Merkeigenaren - Verbod internetverkoop - Merkproducten - Strijd tegen namaak

merk
internetsite
elektronische handel
namaak
vrijheid van het handelsverkeer
concurrentiebeperking

Chronologie

7/12/2009Verzending vraag (Einde van de antwoordtermijn: 8/1/2010)
2/3/2010Antwoord

Herindiening van : schriftelijke vraag 4-4013

Vraag nr. 4-5861 d.d. 7 december 2009 : (Vraag gesteld in het Nederlands)

Bepaalde merkeigenaren en fabrikanten proberen sinds kort via lobbyen bij Europa en het voeren van rechtzaken de verkoop van hun producten op online handelsplaatsen en andere websites in de Europese Unie een halt toe te roepen. Dit ondermijnt het recht van verkopers en particulieren op eerlijke concurrentie in het online segment. Men wil aldus terug vat krijgen op de distributiekanalen om aldus de prijszetting te kunnen vastleggen en de vrije concurrentie uit te bannen.
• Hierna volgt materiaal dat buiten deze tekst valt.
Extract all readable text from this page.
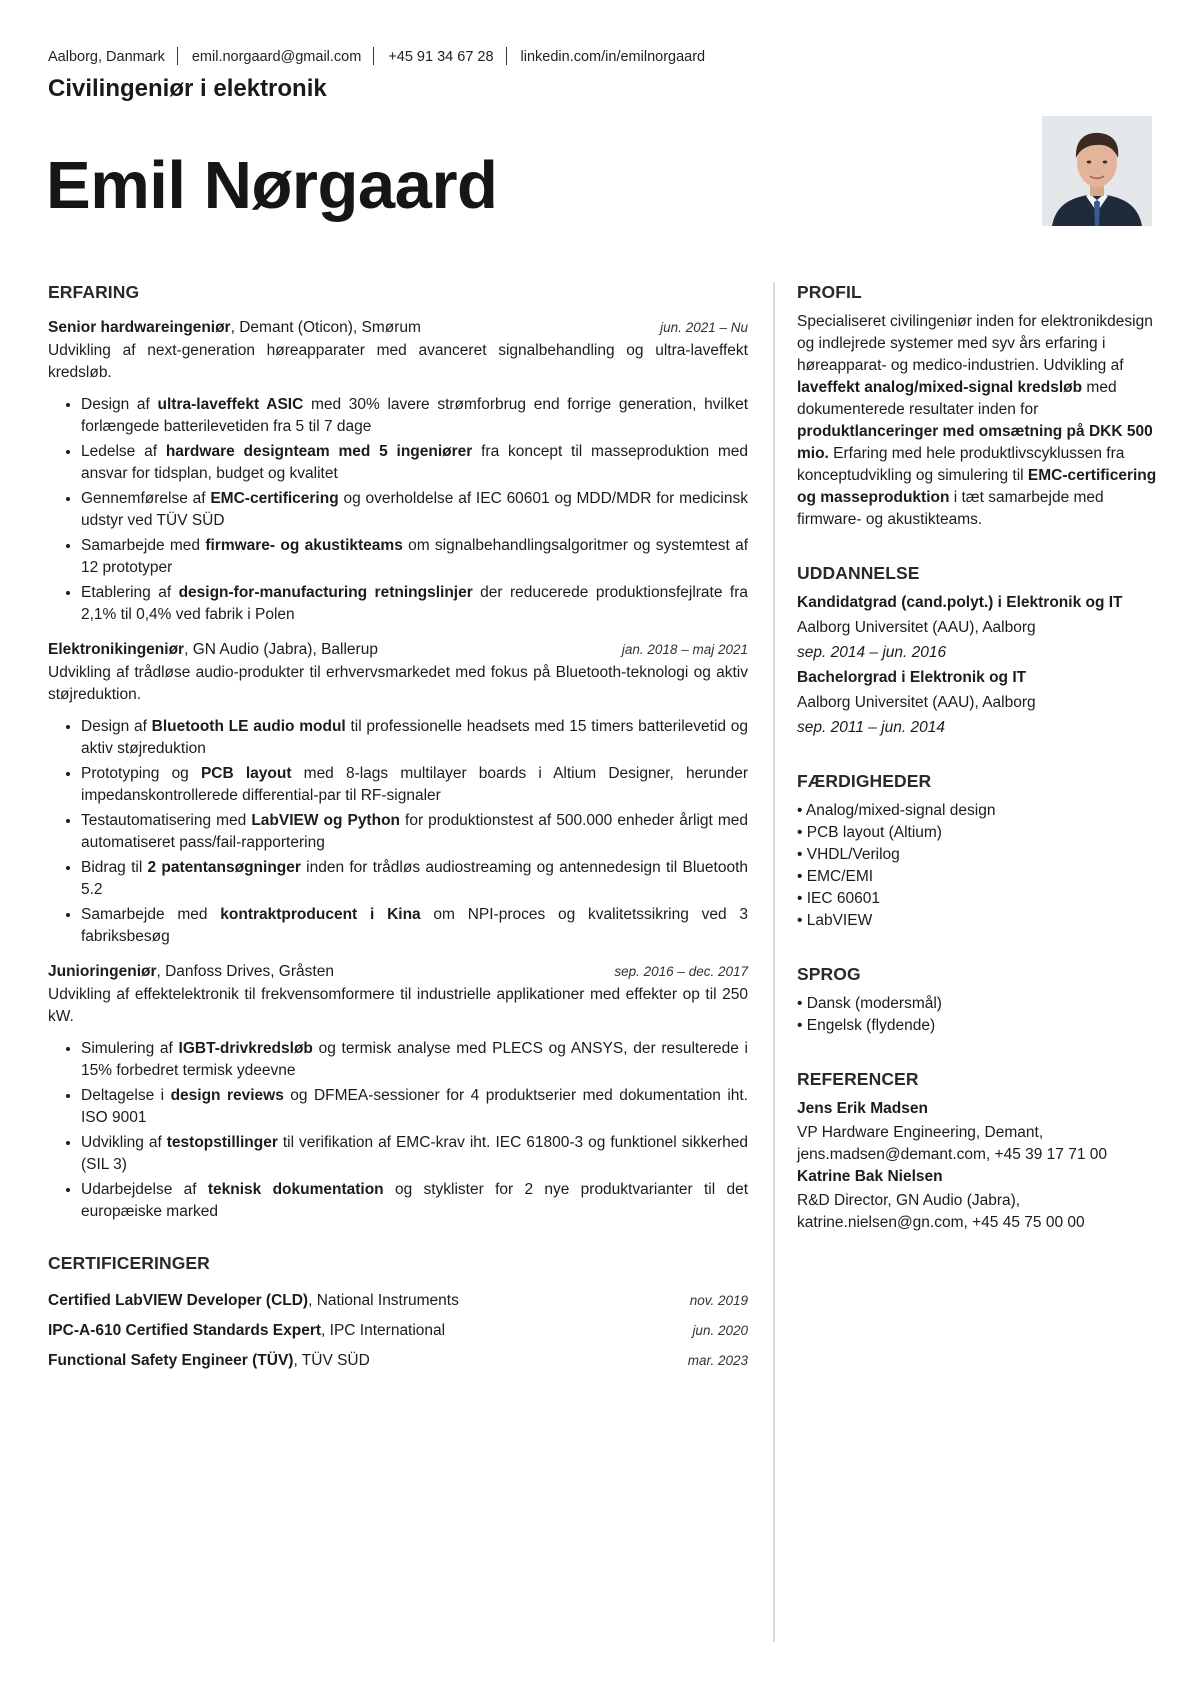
Aalborg, Danmark emil.norgaard@gmail.com +45 91 34 67 28 linkedin.com/in/emilnorgaard
Civilingeniør i elektronik
Emil Nørgaard
ERFARING
Senior hardwareingeniør, Demant (Oticon), Smørum	jun. 2021 – Nu
Udvikling af next-generation høreapparater med avanceret signalbehandling og ultra-laveffekt kredsløb.
• Design af ultra-laveffekt ASIC med 30% lavere strømforbrug end forrige generation, hvilket forlængede batterilevetiden fra 5 til 7 dage
• Ledelse af hardware designteam med 5 ingeniører fra koncept til masseproduktion med ansvar for tidsplan, budget og kvalitet
• Gennemførelse af EMC-certificering og overholdelse af IEC 60601 og MDD/MDR for medicinsk udstyr ved TÜV SÜD
• Samarbejde med firmware- og akustikteams om signalbehandlingsalgoritmer og systemtest af 12 prototyper
• Etablering af design-for-manufacturing retningslinjer der reducerede produktionsfejlrate fra 2,1% til 0,4% ved fabrik i Polen
Elektronikingeniør, GN Audio (Jabra), Ballerup	jan. 2018 – maj 2021
Udvikling af trådløse audio-produkter til erhvervsmarkedet med fokus på Bluetooth-teknologi og aktiv støjreduktion.
• Design af Bluetooth LE audio modul til professionelle headsets med 15 timers batterilevetid og aktiv støjreduktion
• Prototyping og PCB layout med 8-lags multilayer boards i Altium Designer, herunder impedanskontrollerede differential-par til RF-signaler
• Testautomatisering med LabVIEW og Python for produktionstest af 500.000 enheder årligt med automatiseret pass/fail-rapportering
• Bidrag til 2 patentansøgninger inden for trådløs audiostreaming og antennedesign til Bluetooth 5.2
• Samarbejde med kontraktproducent i Kina om NPI-proces og kvalitetssikring ved 3 fabriksbesøg
Junioringeniør, Danfoss Drives, Gråsten	sep. 2016 – dec. 2017
Udvikling af effektelektronik til frekvensomformere til industrielle applikationer med effekter op til 250 kW.
• Simulering af IGBT-drivkredsløb og termisk analyse med PLECS og ANSYS, der resulterede i 15% forbedret termisk ydeevne
• Deltagelse i design reviews og DFMEA-sessioner for 4 produktserier med dokumentation iht. ISO 9001
• Udvikling af testopstillinger til verifikation af EMC-krav iht. IEC 61800-3 og funktionel sikkerhed (SIL 3)
• Udarbejdelse af teknisk dokumentation og styklister for 2 nye produktvarianter til det europæiske marked
CERTIFICERINGER
Certified LabVIEW Developer (CLD), National Instruments	nov. 2019
IPC-A-610 Certified Standards Expert, IPC International	jun. 2020
Functional Safety Engineer (TÜV), TÜV SÜD	mar. 2023
PROFIL
Specialiseret civilingeniør inden for elektronikdesign og indlejrede systemer med syv års erfaring i høreapparat- og medico-industrien. Udvikling af laveffekt analog/mixed-signal kredsløb med dokumenterede resultater inden for produktlanceringer med omsætning på DKK 500 mio. Erfaring med hele produktlivscyklussen fra konceptudvikling og simulering til EMC-certificering og masseproduktion i tæt samarbejde med firmware- og akustikteams.
UDDANNELSE
Kandidatgrad (cand.polyt.) i Elektronik og IT
Aalborg Universitet (AAU), Aalborg
sep. 2014 – jun. 2016
Bachelorgrad i Elektronik og IT
Aalborg Universitet (AAU), Aalborg
sep. 2011 – jun. 2014
FÆRDIGHEDER
• Analog/mixed-signal design
• PCB layout (Altium)
• VHDL/Verilog
• EMC/EMI
• IEC 60601
• LabVIEW
SPROG
• Dansk (modersmål)
• Engelsk (flydende)
REFERENCER
Jens Erik Madsen
VP Hardware Engineering, Demant,
jens.madsen@demant.com, +45 39 17 71 00
Katrine Bak Nielsen
R&D Director, GN Audio (Jabra),
katrine.nielsen@gn.com, +45 45 75 00 00
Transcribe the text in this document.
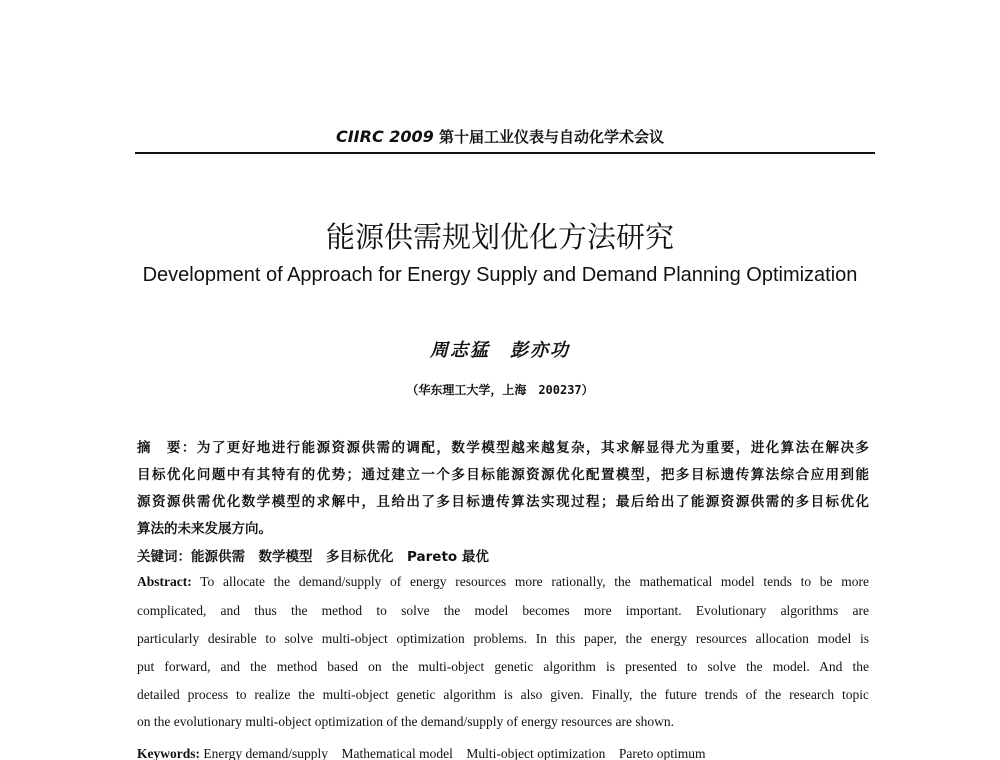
CIIRC 2009 第十届工业仪表与自动化学术会议
能源供需规划优化方法研究
Development of Approach for Energy Supply and Demand Planning Optimization
周志猛　彭亦功
（华东理工大学，上海　200237）
摘　要：为了更好地进行能源资源供需的调配，数学模型越来越复杂，其求解显得尤为重要，进化算法在解决多
目标优化问题中有其特有的优势；通过建立一个多目标能源资源优化配置模型，把多目标遗传算法综合应用到能
源资源供需优化数学模型的求解中，且给出了多目标遗传算法实现过程；最后给出了能源资源供需的多目标优化
算法的未来发展方向。
关键词：能源供需　数学模型　多目标优化　Pareto 最优
Abstract: To allocate the demand/supply of energy resources more rationally, the mathematical model tends to be more
complicated, and thus the method to solve the model becomes more important. Evolutionary algorithms are
particularly desirable to solve multi-object optimization problems. In this paper, the energy resources allocation model is
put forward, and the method based on the multi-object genetic algorithm is presented to solve the model. And the
detailed process to realize the multi-object genetic algorithm is also given. Finally, the future trends of the research topic
on the evolutionary multi-object optimization of the demand/supply of energy resources are shown.
Keywords: Energy demand/supply　Mathematical model　Multi-object optimization　Pareto optimum
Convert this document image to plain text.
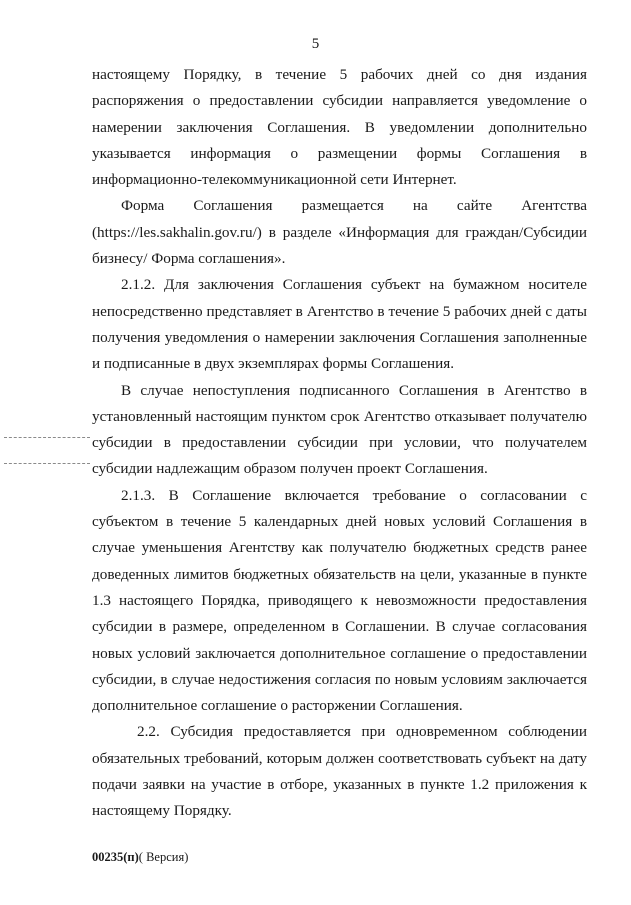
5

настоящему Порядку, в течение 5 рабочих дней со дня издания распоряжения о предоставлении субсидии направляется уведомление о намерении заключения Соглашения. В уведомлении дополнительно указывается информация о размещении формы Соглашения в информационно-телекоммуникационной сети Интернет.

Форма Соглашения размещается на сайте Агентства (https://les.sakhalin.gov.ru/) в разделе «Информация для граждан/Субсидии бизнесу/ Форма соглашения».

2.1.2. Для заключения Соглашения субъект на бумажном носителе непосредственно представляет в Агентство в течение 5 рабочих дней с даты получения уведомления о намерении заключения Соглашения заполненные и подписанные в двух экземплярах формы Соглашения.

В случае непоступления подписанного Соглашения в Агентство в установленный настоящим пунктом срок Агентство отказывает получателю субсидии в предоставлении субсидии при условии, что получателем субсидии надлежащим образом получен проект Соглашения.

2.1.3. В Соглашение включается требование о согласовании с субъектом в течение 5 календарных дней новых условий Соглашения в случае уменьшения Агентству как получателю бюджетных средств ранее доведенных лимитов бюджетных обязательств на цели, указанные в пункте 1.3 настоящего Порядка, приводящего к невозможности предоставления субсидии в размере, определенном в Соглашении. В случае согласования новых условий заключается дополнительное соглашение о предоставлении субсидии, в случае недостижения согласия по новым условиям заключается дополнительное соглашение о расторжении Соглашения.

2.2. Субсидия предоставляется при одновременном соблюдении обязательных требований, которым должен соответствовать субъект на дату подачи заявки на участие в отборе, указанных в пункте 1.2 приложения к настоящему Порядку.

00235(п)( Версия)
De merkeigenaren stellen te willen voorkomen dat er namaak producten op internetveilingplaatsen zoals eBay worden verkocht.

Het middel, namelijk het verbieden van online verkoop van vele artikelen schiet haar terechte doel, het bestrijden van namaak ver voorbij. Het gaat niet alleen om luxeobjecten, maar ook om alledaagse producten zoals kinderspeelgoed, elektronische apparatuur, grasmaaiers en kinderwagens.

De Internetverkoop van vele producten (zowel nieuw als tweedehands) verbieden is een verregaande inbreuk van het vrijhandelsverkeer. Bovendien biedt het internet juist een nieuwe afzetmarkt aan en in deze tijden van crisis is het internet alvast deel van de oplossing. Dergelijke inperking van de vrijheid van handel gaat totaal in tegen de Europese gedachte. Handelsbeperkingen moeten gebaseerd zijn op objectieve en openbare criteria waarvan onomstotelijk vaststaat dat consumenten hierbij baat hebben. Zo lijkt het me al te absurd dat fabrikanten eisen dat internetverkopers een offline winkel moeten hebben voordat zij online mogen verkopen. Ook het opleggen van zwaardere verkoopvoorwaarden aan online verkopers gaat in tegen de vrijheid van mededingen. Bovenal moeten consumenten het recht hebben om objecten door te verkopen waarvoor zij hebben betaald.

Graag kreeg ik een antwoord op de volgende vragen :

1. Hoe staat de minister ten opzichte van de pogingen van diverse fabrikanten en merkeigenaren om de verkoop en wederverkoop van producten via het internet in te perken? Werd ook hij/zij hierover reeds aangesproken en wat is het standpunt van de regering?

2. Is de minister het met mij eens dat het Europees mededingingsrecht moet worden aangepast om buitensporige beperkingen voor internetverkoop te verbieden en merken ertoe te dwingen alle verticale overeenkomsten te publiceren die zijn bedoeld om de handel in hun producten op het internet in te perken?

3. Verklaart u zich voorstander van het recht om producten vrij te kopen en te verkopen via het internet en gaat u dit standpunt concreet verdedigen in Europa? Zo neen, waarom niet en kan u dit toelichten?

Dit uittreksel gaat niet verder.